Bestimmungen zum Schutz der Arbeitnehmenden stehen immer in einem Spannungsverhältnis zur Wirtschaftsfreiheit, welche in der Schweiz ebenfalls auf Verfassungsebene gewährleistet ist. Dies kommt insbesondere in einer grossen Zurückhaltung gegenüber staatlichen Lohnvorschriften zum Ausdruck. Auch der Schutz vor Diskriminierungen im Erwerbsbereich beschränkt sich auf Geschlechterdiskriminierungen. Ein allgemeiner Schutz aufgrund anderer Diskriminierungs-Merkmale fehlt bislang, denn das Behindertengleichstellungsgesetz gilt einzig für das Personal der Bundesverwaltung. Für ausländische Beobachter kaum nachzuvollziehen ist, dass eine Erhöhung der minimalen Feriendauer in Volksabstimmungen schon mehrmals verworfen worden ist (letztmals 2012).

Ein wachsender Teil der beruflichen Tätigkeit zeichnet sich durch örtliche und zeitliche Flexibilität aus. Welchen Einfluss dies auf den Schutz der Arbeitnehmenden hat, wird noch wenig diskutiert. Auch in der Schweiz ist die Tendenz zu beobachten, dass Schutzbestimmungen als hinderlich empfunden und deswegen Arbeiten auf Freelancer verlagert werden. Allerdings ist die Rechtsprechung (noch) streng und toleriert Scheinselbstständigkeit weder zur Umgehung von arbeitsrechtlichen noch sozialversicherungsrechtlichen Bestimmungen. Aufgrund der Arbeitsmigration sollte der Schutz von Arbeitnehmenden in der Landwirtschaft und in privaten Haushalten verbessern werden, indem diese Arbeitsstellen dem Arbeitsgesetz unterstellt und stärker kontrolliert werden.

Alleroberste Führungspersonen eines Unternehmens unterstehen als Arbeitnehmende mit «höherer leitender Tätigkeit» nicht den Arbeitszeitvorschriften. Insbesondere von Dienst­-leistungsbetrieben wurde das Bedürfnis nach Ausnahmen für weitere Arbeitnehmende mit grosser Autonomie in der Arbeitsgestaltung angemeldet. Dies steht allerdings im Widerspruch zur Feststellung, dass eine zunehmende Zahl von Arbeitnehmenden (auch in anspruchsvollen Positionen) zeitlich, physisch und insbesondere psychisch unter hohen Anforderungen am Arbeitsplatz leiden. Die finanziellen und sozialen Folgen von Unfällen und arbeits­bedingten Erkrankungen werden von den Sozialversicherungen, den Betroffenen und ihren Familien sowie der Allgemeinheit getragen. Daher ist es problematisch, den Arbeitsschutz abzubauen, ohne im Gegenzug das Verursacherprinzip zu stärken, indem Unternehmen sich stärker an den finanziellen Folgen mangelnder Prävention beteiligen ­müssen.

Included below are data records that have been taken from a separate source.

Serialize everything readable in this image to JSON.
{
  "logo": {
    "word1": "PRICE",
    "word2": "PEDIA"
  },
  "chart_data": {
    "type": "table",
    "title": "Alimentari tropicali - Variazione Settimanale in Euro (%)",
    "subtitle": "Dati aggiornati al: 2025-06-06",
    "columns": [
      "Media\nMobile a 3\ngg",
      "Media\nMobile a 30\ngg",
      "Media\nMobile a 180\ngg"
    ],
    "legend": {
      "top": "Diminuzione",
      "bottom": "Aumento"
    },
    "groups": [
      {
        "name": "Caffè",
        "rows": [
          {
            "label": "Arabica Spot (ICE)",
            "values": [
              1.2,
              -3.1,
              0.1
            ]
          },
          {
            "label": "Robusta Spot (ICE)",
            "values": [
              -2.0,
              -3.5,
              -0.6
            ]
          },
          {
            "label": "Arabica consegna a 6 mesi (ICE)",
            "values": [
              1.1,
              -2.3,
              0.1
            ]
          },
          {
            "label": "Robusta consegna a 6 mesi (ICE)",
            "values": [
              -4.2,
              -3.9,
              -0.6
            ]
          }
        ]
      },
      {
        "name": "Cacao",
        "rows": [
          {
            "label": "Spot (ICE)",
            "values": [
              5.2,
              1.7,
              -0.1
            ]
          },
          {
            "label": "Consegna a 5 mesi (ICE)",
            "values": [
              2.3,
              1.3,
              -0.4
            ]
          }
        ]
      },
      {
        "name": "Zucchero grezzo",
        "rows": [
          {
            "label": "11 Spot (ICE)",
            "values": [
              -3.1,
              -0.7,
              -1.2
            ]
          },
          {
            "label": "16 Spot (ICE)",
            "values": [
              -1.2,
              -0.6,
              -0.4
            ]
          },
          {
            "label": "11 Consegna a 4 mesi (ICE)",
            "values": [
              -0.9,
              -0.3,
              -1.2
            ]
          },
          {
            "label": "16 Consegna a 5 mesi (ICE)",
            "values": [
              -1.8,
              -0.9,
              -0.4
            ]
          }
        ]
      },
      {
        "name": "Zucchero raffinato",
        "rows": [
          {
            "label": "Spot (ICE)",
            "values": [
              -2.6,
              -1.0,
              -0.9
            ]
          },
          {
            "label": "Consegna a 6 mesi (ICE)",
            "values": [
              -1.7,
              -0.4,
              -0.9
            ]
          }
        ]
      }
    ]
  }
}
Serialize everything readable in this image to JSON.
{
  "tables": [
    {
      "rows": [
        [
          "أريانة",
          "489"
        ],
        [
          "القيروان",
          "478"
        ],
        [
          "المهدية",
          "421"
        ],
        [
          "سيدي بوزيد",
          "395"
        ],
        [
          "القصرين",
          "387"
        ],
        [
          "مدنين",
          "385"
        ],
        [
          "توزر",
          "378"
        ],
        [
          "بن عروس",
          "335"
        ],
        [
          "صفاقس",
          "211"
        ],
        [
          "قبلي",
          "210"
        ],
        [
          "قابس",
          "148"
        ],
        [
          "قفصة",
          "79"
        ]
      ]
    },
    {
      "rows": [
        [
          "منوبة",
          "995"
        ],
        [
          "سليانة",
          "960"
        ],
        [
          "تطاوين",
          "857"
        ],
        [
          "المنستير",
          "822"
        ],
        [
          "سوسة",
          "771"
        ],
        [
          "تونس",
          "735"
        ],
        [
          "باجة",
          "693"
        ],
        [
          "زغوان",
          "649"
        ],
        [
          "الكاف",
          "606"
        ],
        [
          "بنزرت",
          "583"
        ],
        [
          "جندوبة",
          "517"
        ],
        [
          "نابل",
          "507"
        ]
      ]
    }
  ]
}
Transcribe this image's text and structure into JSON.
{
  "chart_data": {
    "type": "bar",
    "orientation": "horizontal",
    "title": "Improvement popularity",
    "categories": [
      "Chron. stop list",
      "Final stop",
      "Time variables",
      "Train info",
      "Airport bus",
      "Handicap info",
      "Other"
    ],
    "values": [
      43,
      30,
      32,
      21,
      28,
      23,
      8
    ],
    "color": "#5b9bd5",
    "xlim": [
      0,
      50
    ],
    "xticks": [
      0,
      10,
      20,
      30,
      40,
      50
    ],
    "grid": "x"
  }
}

In Gesetzgebung und Rechtsprechung ist das Bewusstsein noch wenig ausgeprägt, dass Verletzungen der persönlichen Integrität am Arbeitsplatz (z. B. Mobbing, Diskriminierung wegen Alter, Herkunft, Religion) verhindert und sanktioniert werden müssen. Auch die Wirkung von gesetzlichen Lohnvorschriften wird sehr kontrovers wahrgenommen.

Literaturhinweise

Geiser, Th., Müller, R. & Pärli, K. (2019). Arbeitsrecht in der Schweiz (4. Aufl.). Bern: Stämpfli.

Steiger-Sackmann, S. (2013). Schutz vor psychischen Gesundheitsrisiken am Arbeitsplatz: Rechtliche Möglichkeiten zur Verbesserung der Prävention. Zürich: Schulthess.